The second reason why MPI was not used in Hadoop is the lack of fault tolerance in MPI. But what does “fault tolerance” mean? Any system corrects some failures; no system can correct any failures. Because automatic fault recovery inevitably adds very expensive overheads, you want to implement only those automatic recoveries that are really justified by your application, your context and your workflow. Because of the variety of HPC applications, the MPI forum decided to leave the responsibility of managing failures entirely in the hands of the application developers. This was perhaps unfortunate. In fact, much work has been done recently to offer tools to deal with the most common cases of failures (see e.g. www.open-mpi.org/faq/?category=ft). On the other hand, because of the relative homogeneity of the original Hadoop applications, it made sense to integrate a general system of fault tolerance. As the spectrum of applications that run on Hadoop will broaden, I expect more demand for flexibility and modularity in the choice of which fault tolerance to include in which cases. Once again a closer interaction between the “MPI” community and the “Hadoop” community, could benefit both a lot.
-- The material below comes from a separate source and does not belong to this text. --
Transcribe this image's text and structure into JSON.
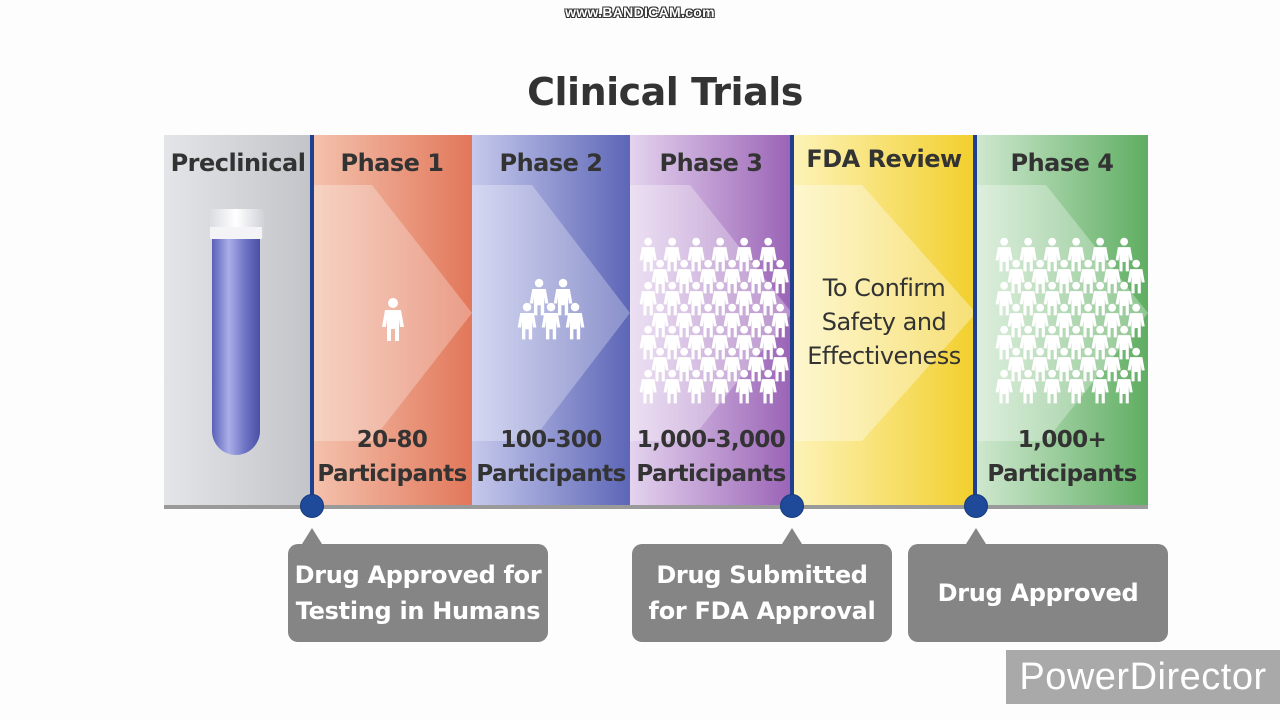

The third reason is the most problematic one. MPI was not used because it exposes the data distribution to the programmer, who must handle explicitly the data flow between different computing nodes. On the other hand, Hadoop wants to hide the data distribution from the programmer, who should only care about the high level.
I doubt that Hadoop will continue to support only this paradigm in the long term. In fact, we had very similar wishes within the scientific community. The scientists do not particularly enjoy programming parallel computers, they do it because they have to, and most of them would happily give up a factor two or more of performance if that were the price of avoiding parallel coding. For some time we dreamed about automatic task distribution, but the results were extremely disappointing. In fact, the data distribution affects crucially the high level loop structure of a code. Now, it is fairly easy for a good programmer to chose the right loop structure, if she is aware of the data distribution. But reshuffling an inadequate loop structure can be impossible for any realistic compiler. Compilers are excellent in reshuffling the low level organisation of a program, but they get lost at the high level, that is what matters for an effective task distributions. I do not say that automatic task distribution is impossible or useless: it can be very effective for some tasks and with the help of a programmer who is aware of the data distribution. But why hiding the data distribution from the programmer if we need her to be aware of it anyway? In fact, this is essentially the reason why Hadoop has a quite steep learning curve for the the average programmer, who has only seen serial codes.
One of the reasons of the success of MPI was that people finally gave up the idea of hiding the data distribution to the programmer, and instead identified the simplest possible way of making it clear to the programmer. Once we accept this point of view, MPI is a very natural framework.
To conclude, it may be unfortunate that the scientific HPC and the business big data communities had so little interaction, in spite of dealing with vey similar problems. But it is never too late: we have now a great opportunity to learn from each other.